Financialization in Peripheral Countries: Insights from the Marxist Dependency Theory

Francisco Luiz de Andrade Neto
,
Federal University of Bahia

Abstract

This work aims to discuss the contributions of the Marxist Dependency Theory (MDT) literature about financialization in peripheral (dependent) countries. Financialization is – as many authors argue – still underdiscussed in this school of thought. For instance, the MDT’s “classical” theoretical production - formulated in the 1960s and 1970s by Ruy Mauro Marini, Vânia Bambirra, and Theotônio dos Santos - didn’t discuss the rise of financialization, as it took place before the consolidation of this process. Since then, only a few and dispersed contributions have been made about financialization and the MDT, without many dialogues between them.
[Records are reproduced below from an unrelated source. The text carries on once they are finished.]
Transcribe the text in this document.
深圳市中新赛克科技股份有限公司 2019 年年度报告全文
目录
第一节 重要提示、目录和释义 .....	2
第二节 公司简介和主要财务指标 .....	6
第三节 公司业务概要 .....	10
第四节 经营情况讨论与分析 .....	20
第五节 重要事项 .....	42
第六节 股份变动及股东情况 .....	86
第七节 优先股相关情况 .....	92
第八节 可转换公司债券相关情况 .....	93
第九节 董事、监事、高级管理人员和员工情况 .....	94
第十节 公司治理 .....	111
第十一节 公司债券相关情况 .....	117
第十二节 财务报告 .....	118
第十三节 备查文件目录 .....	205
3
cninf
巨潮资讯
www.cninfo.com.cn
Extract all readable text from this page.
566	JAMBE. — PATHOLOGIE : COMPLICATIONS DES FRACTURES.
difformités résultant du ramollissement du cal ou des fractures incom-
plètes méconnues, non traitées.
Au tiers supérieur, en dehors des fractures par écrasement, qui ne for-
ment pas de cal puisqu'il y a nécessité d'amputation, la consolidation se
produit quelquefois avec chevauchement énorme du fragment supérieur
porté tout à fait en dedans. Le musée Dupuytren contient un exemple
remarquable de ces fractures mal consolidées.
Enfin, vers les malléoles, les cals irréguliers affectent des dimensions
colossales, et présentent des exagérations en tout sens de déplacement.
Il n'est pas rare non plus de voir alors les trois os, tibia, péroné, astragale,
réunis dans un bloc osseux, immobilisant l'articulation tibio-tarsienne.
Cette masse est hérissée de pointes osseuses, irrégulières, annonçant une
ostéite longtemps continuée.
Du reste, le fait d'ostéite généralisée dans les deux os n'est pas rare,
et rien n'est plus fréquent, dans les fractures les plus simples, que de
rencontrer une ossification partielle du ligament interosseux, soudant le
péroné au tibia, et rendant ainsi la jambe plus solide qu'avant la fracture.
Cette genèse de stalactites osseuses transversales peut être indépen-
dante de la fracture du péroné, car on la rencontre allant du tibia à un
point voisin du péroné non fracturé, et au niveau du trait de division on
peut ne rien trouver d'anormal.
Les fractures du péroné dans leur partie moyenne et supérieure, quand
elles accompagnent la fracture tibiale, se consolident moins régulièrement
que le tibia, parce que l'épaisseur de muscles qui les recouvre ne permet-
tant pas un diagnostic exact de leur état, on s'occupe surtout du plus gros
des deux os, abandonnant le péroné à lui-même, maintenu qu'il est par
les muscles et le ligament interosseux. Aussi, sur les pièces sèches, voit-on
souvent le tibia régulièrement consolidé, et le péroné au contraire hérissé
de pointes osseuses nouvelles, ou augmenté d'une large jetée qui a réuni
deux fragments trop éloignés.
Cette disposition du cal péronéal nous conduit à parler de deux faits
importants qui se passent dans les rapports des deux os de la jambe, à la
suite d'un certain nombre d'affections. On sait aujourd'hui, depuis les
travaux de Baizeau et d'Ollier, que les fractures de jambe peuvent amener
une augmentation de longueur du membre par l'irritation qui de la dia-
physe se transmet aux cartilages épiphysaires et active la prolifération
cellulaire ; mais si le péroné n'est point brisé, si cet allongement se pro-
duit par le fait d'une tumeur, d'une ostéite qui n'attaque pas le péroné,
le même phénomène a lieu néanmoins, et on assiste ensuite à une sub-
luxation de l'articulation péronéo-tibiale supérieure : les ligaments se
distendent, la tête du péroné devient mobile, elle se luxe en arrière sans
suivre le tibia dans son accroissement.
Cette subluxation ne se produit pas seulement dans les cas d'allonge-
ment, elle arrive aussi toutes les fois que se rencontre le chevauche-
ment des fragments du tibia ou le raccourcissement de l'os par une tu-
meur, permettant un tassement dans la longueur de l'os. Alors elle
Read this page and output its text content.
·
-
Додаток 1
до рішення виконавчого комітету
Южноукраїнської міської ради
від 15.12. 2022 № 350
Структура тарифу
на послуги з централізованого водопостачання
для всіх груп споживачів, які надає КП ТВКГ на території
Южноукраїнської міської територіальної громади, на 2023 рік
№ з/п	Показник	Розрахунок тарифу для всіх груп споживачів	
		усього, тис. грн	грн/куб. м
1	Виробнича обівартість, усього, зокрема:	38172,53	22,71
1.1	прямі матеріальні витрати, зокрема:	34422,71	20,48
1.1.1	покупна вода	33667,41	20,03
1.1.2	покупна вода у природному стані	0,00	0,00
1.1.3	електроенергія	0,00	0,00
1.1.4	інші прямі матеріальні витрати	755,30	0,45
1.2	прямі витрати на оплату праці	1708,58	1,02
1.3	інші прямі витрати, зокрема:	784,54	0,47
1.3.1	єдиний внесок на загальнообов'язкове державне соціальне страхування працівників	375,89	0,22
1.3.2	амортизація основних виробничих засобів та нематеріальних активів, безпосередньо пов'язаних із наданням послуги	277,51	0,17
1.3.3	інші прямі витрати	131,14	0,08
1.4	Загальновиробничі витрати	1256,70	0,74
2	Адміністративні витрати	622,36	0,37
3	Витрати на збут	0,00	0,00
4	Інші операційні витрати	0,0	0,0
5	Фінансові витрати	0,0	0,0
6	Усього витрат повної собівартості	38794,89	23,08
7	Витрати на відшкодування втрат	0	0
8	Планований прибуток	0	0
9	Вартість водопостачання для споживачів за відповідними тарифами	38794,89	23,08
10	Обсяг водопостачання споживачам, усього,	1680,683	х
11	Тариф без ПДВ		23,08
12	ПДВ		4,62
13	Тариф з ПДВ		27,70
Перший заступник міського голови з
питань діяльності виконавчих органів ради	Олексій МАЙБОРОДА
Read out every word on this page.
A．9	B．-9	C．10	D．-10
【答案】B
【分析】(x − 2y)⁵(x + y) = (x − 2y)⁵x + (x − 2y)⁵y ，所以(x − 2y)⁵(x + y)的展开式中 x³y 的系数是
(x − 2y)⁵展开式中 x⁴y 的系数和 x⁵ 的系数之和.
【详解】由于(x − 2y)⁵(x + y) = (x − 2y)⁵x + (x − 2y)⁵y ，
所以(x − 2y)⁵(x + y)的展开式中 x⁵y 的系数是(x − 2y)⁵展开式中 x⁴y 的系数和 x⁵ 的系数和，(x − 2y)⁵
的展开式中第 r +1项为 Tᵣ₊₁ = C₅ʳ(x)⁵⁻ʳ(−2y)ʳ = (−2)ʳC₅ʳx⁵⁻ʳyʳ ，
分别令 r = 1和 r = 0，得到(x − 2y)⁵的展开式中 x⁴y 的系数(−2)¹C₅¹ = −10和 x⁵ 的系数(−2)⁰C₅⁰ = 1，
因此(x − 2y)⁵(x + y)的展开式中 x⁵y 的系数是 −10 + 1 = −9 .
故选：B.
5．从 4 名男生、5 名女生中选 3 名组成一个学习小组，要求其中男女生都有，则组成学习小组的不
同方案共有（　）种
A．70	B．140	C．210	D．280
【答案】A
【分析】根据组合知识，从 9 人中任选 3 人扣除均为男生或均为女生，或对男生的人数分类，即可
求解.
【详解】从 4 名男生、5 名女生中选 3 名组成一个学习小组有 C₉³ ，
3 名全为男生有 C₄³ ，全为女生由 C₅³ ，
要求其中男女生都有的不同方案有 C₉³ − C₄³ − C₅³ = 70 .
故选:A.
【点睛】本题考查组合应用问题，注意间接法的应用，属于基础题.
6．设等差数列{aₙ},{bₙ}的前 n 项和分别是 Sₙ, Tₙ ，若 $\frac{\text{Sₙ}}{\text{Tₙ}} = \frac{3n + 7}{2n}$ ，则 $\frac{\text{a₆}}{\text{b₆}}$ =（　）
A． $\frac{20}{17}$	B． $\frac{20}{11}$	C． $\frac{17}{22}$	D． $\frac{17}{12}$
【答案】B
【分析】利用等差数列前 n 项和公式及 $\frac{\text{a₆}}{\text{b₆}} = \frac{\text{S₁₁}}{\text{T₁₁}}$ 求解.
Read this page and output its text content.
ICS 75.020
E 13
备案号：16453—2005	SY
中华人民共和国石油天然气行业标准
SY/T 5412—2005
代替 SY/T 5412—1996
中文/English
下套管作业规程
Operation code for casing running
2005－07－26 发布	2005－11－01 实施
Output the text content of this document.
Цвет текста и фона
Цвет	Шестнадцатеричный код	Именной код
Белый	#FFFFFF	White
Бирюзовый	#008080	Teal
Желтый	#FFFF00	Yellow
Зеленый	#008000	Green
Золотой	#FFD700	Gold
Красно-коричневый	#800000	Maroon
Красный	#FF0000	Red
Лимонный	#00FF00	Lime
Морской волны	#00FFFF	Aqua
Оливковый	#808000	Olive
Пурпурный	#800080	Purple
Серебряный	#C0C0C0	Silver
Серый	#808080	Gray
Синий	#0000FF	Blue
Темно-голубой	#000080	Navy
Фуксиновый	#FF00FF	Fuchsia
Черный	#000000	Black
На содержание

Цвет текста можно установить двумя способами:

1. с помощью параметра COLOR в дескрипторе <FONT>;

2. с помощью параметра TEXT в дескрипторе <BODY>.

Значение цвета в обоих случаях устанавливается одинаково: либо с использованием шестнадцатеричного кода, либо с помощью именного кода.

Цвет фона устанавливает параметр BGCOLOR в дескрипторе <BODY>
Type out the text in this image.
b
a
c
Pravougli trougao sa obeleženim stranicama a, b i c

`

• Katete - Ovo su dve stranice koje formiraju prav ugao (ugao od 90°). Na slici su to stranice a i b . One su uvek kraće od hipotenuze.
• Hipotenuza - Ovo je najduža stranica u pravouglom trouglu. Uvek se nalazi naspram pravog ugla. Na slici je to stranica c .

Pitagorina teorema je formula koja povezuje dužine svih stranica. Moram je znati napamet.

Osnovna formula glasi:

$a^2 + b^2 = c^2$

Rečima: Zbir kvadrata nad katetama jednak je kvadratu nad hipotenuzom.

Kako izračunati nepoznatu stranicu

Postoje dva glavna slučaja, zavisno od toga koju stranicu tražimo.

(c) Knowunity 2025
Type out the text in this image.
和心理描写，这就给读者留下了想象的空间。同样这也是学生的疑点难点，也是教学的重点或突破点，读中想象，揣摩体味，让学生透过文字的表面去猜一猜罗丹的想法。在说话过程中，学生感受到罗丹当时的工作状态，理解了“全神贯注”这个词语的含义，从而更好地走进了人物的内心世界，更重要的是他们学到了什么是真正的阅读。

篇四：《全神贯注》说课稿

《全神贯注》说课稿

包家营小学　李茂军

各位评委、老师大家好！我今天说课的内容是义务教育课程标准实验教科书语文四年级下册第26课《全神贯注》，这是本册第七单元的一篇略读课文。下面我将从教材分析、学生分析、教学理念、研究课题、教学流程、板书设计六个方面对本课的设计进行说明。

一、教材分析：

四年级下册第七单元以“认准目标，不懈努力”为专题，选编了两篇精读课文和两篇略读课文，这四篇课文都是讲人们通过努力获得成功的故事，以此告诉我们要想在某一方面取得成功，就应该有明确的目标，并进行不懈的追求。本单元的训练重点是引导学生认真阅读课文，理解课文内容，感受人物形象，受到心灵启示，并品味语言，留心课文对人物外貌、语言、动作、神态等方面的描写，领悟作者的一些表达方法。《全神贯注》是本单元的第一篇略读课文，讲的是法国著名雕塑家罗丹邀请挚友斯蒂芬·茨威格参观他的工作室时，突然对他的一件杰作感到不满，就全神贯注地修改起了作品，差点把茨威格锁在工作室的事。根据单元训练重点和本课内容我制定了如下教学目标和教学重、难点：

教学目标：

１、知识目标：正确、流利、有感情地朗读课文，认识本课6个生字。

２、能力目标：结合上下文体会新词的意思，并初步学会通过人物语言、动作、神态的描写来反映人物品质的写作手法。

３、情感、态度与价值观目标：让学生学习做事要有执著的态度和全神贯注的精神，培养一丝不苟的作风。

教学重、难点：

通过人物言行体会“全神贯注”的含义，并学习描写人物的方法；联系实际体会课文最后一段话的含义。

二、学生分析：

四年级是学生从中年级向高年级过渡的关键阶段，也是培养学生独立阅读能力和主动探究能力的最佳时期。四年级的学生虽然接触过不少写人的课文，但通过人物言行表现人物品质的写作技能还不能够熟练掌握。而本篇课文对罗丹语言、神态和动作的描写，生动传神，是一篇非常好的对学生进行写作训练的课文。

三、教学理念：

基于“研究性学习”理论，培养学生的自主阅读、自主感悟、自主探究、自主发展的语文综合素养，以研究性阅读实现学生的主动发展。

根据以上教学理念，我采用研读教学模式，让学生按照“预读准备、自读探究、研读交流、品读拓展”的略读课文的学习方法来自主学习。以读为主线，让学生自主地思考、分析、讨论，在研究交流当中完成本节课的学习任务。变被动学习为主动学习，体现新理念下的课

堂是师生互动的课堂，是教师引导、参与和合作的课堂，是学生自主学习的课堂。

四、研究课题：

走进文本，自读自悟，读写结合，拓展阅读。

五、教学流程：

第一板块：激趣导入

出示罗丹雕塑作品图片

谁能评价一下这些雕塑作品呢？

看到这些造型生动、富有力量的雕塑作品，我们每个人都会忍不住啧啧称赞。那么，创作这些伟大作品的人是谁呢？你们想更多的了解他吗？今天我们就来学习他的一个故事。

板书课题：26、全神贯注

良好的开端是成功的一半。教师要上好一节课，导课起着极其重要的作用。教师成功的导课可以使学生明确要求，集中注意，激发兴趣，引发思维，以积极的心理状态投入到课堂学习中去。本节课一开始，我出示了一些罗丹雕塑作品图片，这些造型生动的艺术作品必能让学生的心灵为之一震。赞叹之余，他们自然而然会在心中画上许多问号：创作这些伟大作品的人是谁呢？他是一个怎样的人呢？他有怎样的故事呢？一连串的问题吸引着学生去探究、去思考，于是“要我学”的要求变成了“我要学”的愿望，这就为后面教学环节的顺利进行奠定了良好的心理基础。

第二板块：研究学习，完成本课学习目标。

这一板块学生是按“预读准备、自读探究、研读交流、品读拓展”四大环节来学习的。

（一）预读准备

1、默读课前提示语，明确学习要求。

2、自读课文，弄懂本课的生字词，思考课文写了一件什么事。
Through a systematic literature review, this study intends to group, synthesize, and discuss these contributions, seeking to highlight the impacts of financialization in dependent countries and its influence on the key concepts of the MDT: dependency, the transfer of value (from the periphery to the center), and super-exploitation of labor. This will contribute to the further development of a Marxist understanding of peripheral financialization, which already has a large literature developed by heterodox scholars. The general notion drawn from these Marxist-dependent works about financialization is that this process marks a new stage of dependency: the financial dependency. Transfer of value is aggravated throught financial and fictitious forms, meaning that the super-exploitation of labor is, too, as they are causally correlated. This points to a pauperization and worsening of working conditions among the working class in dependent countries. Auxiliary appoinments were also found, regarding the politics of financialization, the story of financialization in dependent countries, the relation between financial expropriation and superexploitation of labor, the role of government debt, and the financialization of welfare policies.